The opinion contains a detailed summary of the history of the crash of FTX and the ensuing chaotic start of the case. This history might seem to be irrelevant to the opinion’s straightforward statutory plain language analysis, but it is important in buttressing the court’s policy discussion. The court appears to have appreciated the value of a public report that an examiner will provide, as distinguished from the selective disclosure from a debtor that has an interest in confirming a plan of reorganization and assembling a coalition of supporting creditors. In particular, the court noted that the examiner represents a neutral perspective and not that of any particular constituency. As the opinion stated, in what may be an oblique rebuke to the Bankruptcy Court: “In addition to providing much-needed elucidation, the investigation and examiner’s report ensure that the Bankruptcy Court will have the opportunity to consider the greater public interest when approving the FTX Group’s reorganization plan.”

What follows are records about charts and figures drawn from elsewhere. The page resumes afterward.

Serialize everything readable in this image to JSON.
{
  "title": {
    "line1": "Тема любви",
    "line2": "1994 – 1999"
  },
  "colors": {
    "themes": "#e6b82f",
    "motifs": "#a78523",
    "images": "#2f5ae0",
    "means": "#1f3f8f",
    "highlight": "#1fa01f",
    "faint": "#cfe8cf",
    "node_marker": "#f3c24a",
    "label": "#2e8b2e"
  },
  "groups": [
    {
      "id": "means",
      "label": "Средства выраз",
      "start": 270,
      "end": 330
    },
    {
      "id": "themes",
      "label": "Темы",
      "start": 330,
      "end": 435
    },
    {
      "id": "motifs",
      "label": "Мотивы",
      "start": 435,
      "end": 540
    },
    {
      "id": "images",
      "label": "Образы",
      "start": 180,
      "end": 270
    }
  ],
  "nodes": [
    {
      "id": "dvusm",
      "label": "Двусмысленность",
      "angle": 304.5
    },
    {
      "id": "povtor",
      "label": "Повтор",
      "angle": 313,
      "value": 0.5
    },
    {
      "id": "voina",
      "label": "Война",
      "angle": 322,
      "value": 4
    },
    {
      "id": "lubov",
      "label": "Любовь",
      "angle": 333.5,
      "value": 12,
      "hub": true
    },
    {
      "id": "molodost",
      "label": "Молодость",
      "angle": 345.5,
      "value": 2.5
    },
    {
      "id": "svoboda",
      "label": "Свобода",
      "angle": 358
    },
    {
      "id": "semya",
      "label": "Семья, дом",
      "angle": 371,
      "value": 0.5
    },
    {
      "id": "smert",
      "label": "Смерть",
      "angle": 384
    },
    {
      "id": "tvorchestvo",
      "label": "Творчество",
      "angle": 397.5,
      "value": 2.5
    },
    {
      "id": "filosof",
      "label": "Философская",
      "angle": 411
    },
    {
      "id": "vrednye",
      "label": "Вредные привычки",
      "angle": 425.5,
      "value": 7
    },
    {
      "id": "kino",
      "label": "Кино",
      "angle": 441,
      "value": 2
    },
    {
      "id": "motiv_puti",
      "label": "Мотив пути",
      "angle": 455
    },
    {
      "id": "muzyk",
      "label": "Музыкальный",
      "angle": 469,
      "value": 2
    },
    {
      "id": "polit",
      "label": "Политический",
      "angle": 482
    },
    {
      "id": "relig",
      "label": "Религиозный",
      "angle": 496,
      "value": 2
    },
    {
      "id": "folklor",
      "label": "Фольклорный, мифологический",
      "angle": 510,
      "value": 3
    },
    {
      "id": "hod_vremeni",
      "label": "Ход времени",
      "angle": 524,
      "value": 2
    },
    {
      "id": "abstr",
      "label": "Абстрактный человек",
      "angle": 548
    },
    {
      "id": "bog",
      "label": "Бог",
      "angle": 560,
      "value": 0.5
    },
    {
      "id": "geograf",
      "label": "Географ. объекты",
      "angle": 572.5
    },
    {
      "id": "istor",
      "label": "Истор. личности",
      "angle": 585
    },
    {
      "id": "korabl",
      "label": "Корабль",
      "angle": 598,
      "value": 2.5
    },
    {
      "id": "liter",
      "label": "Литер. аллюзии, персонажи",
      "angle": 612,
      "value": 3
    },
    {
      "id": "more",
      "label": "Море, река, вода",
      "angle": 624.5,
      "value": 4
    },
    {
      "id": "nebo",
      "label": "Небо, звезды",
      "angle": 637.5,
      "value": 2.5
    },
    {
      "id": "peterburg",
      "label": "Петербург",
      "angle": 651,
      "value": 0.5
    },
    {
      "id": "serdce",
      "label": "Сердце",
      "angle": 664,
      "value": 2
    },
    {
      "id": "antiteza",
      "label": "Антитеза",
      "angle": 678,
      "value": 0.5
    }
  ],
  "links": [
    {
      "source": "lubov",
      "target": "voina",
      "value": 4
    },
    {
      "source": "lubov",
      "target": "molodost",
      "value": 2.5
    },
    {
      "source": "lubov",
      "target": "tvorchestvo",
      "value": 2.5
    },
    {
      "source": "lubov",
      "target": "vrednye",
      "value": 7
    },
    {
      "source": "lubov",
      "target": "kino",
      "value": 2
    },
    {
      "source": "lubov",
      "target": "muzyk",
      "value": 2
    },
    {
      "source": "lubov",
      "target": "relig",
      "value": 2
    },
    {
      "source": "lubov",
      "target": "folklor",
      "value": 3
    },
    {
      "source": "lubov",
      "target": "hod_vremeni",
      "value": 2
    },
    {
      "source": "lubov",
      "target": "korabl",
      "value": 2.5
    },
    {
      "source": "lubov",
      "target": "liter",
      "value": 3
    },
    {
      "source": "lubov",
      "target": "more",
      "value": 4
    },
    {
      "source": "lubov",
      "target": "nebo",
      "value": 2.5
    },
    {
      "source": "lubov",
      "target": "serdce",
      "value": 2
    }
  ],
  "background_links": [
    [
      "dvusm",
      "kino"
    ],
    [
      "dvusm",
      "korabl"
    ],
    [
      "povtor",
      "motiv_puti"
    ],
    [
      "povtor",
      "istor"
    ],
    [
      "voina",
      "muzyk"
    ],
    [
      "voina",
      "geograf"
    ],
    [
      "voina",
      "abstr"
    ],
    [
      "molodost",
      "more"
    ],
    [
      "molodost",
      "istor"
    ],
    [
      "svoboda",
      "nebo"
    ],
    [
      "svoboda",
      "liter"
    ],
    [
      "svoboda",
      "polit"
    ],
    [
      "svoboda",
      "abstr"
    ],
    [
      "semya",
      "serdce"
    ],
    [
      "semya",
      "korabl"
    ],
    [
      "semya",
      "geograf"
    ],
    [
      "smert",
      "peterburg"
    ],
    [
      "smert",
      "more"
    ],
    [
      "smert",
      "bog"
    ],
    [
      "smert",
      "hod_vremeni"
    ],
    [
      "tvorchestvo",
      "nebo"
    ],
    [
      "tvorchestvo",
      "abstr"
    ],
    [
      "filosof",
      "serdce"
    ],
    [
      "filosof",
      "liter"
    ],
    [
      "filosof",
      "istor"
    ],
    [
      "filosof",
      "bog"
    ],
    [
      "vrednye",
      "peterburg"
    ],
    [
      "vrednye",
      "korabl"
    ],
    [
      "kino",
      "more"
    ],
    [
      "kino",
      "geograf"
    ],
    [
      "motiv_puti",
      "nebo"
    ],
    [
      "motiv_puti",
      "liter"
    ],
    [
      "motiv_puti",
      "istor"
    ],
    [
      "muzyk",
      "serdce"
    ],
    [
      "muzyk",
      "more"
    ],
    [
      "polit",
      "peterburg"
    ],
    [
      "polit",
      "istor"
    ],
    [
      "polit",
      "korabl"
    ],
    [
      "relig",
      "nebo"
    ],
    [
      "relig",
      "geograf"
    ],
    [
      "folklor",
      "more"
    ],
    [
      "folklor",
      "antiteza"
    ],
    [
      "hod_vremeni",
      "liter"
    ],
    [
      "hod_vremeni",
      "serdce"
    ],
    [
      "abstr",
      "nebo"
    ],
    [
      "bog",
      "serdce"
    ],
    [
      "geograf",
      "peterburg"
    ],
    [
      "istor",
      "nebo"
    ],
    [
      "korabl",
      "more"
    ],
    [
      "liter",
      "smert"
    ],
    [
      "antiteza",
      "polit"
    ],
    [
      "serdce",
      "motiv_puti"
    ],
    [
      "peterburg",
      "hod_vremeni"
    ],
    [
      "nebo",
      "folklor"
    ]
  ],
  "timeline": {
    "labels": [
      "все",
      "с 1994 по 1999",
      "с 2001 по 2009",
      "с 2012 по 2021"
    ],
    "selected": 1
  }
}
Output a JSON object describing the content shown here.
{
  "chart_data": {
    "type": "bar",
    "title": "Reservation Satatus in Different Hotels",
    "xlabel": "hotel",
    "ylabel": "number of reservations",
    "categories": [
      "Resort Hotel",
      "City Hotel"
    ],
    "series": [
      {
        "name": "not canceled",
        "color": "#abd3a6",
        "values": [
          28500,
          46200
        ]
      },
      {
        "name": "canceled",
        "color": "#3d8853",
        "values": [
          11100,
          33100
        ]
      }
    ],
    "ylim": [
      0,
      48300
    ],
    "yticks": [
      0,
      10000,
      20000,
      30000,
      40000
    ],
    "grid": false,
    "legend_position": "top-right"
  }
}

This decision is likely to settle the legal question of whether an examiner must be appointed on request in large cases. As noted in the decision, there are no examiners in most large cases, mostly because no request for the appointment of an examiner is made. One way that the FTX case was unusual was that the request for the appointment of an examiner was contested, litigated and appealed.

It is too soon to know how this decision will affect the ongoing FTX case. The debtors had recently announced their intention to seek approval of a plan of reorganization in the coming months, which would require, among other things, their obtaining court approval of a disclosure statement. While the FTX opinion specifically notes that the bankruptcy court can continue with the confirmation process without waiting for the examiner’s findings or public report, it would not be surprising if the pendency of the examiner’s report casts a shadow on any proposed disclosure statement, possibly leading to delay.

Now that the decision has been rendered the focus will shift to the scope of examination and a budget. The debtors and the US Trustee are already jousting regarding the scope of the examiner’s investigation. Bankruptcy Judge Dorsey has stated that his preliminary inclination is to have the examiner start by reviewing the results of other investigations to determine what further investigations may be appropriate. This process will likely play out in the near future after which the scope of the examiner’s investigation, as well as the time frame, will be known.